McConaughey gets some bad rap for being a shirt shedding, tan and teeth, kind of player – arguably it’s deserved – but in Joe Cooper, we see none of that. He bulldozes his way into each scene, his enigmatic persona ensnaring our senses. He’s loathsome, but somehow likable. He revels in an eerie quality where good meets bad, similar to that which a blue-eyed Henry Fonda occupied as the child-slaying Frank in Sergio Leone’s Once Upon a Time in the West. But it’s as though McConaughey’s searing routine has ended up in the wrong film when seen offset against the comic tone.
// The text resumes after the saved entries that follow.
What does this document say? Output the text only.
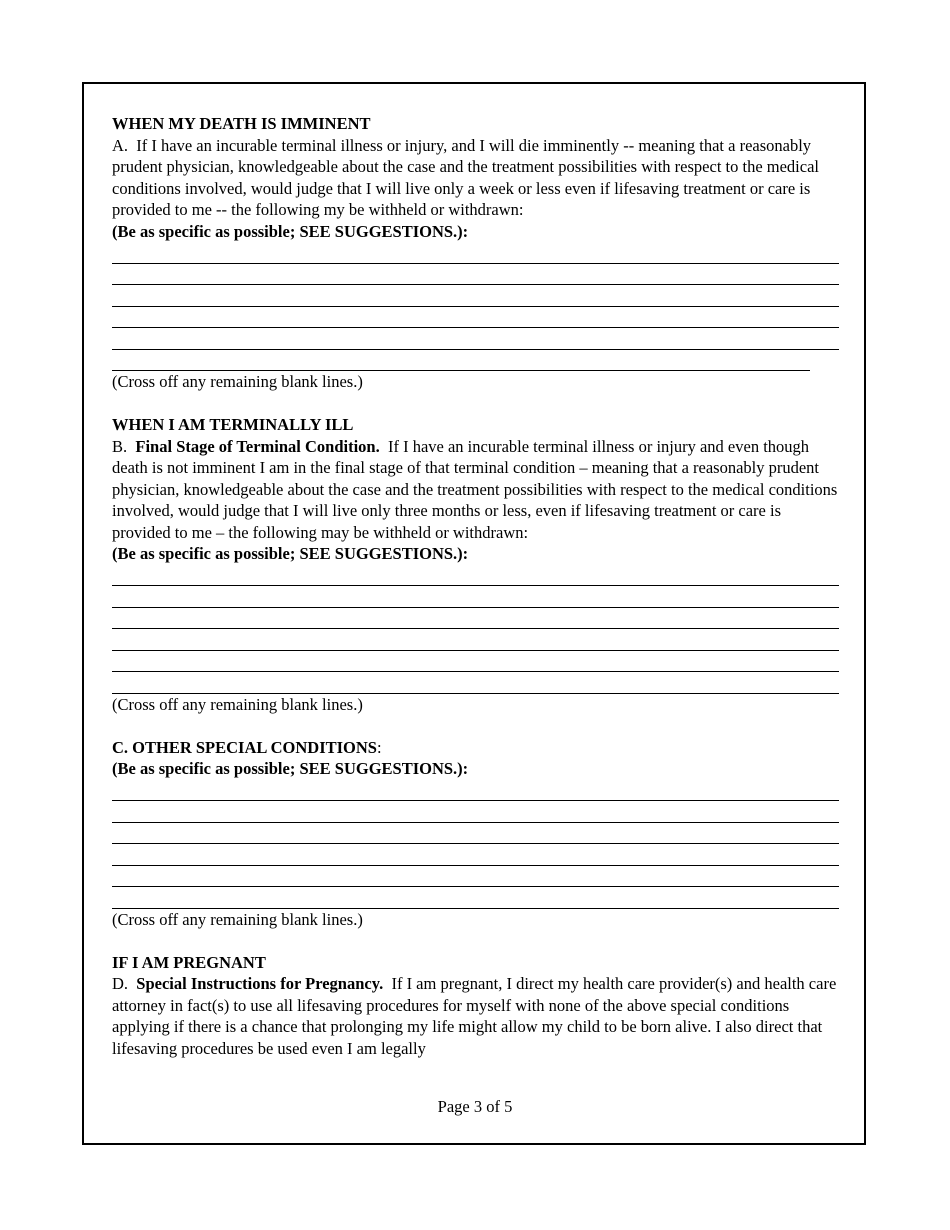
WHEN MY DEATH IS IMMINENT

A. If I have an incurable terminal illness or injury, and I will die imminently -- meaning that a reasonably prudent physician, knowledgeable about the case and the treatment possibilities with respect to the medical conditions involved, would judge that I will live only a week or less even if lifesaving treatment or care is provided to me -- the following my be withheld or withdrawn:

(Be as specific as possible; SEE SUGGESTIONS.):
(Cross off any remaining blank lines.)
WHEN I AM TERMINALLY ILL

B. Final Stage of Terminal Condition. If I have an incurable terminal illness or injury and even though death is not imminent I am in the final stage of that terminal condition – meaning that a reasonably prudent physician, knowledgeable about the case and the treatment possibilities with respect to the medical conditions involved, would judge that I will live only three months or less, even if lifesaving treatment or care is provided to me – the following may be withheld or withdrawn:

(Be as specific as possible; SEE SUGGESTIONS.):
(Cross off any remaining blank lines.)
C. OTHER SPECIAL CONDITIONS:
(Be as specific as possible; SEE SUGGESTIONS.):
(Cross off any remaining blank lines.)
IF I AM PREGNANT

D. Special Instructions for Pregnancy. If I am pregnant, I direct my health care provider(s) and health care attorney in fact(s) to use all lifesaving procedures for myself with none of the above special conditions applying if there is a chance that prolonging my life might allow my child to be born alive. I also direct that lifesaving procedures be used even I am legally

Page 3 of 5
Friedkin has obscured his comedy to the point that any laughter he manages to evoke is more like the painful kind you spew as someone tickles you into a stupor.
At times, vestiges of Tracey Letts’s original play sit awkwardly in Friedkin’s adaptation. Some scenes would have benefitted from a more snappy approach; occasionally, they go on for so long that all tension has dribbled away before a transition arrives. It’s like secretly climaxing and retaining this information from your partner as they continue to thrash away at you.
Speaking of unwanted sexual thrashings… the final scene of Killer Joe has caused quite a stir – Get-Reel advises any feminists with heart problems to avoid it like a building site. Even the most misogynistic of husbands wouldn’t command their wives back to THAT kitchen. But maybe it’s ignorant to dismiss this moment as crass. Maybe there’s some metaphoric consideration of the deteriorating family unit to be explored in this finger lickin’ frenzy. Or maybe it’s just a dude raping a gal with The Colonel’s chicken.
Whether Killer Joe attracts viewers because of artistic merit or fast-food-related notoriety, they will undoubtedly come to catch a glimpse of this cringe-inducing calamity. It will shock. It will stir. But just like ‘Awkward-Alan’, it will end up alone in a dark recess of the party, solemnly sipping from a Lambrini as ‘Smooth-Steve’ is lifted approvingly onto the shoulders of an audience that craves a more calculated wit.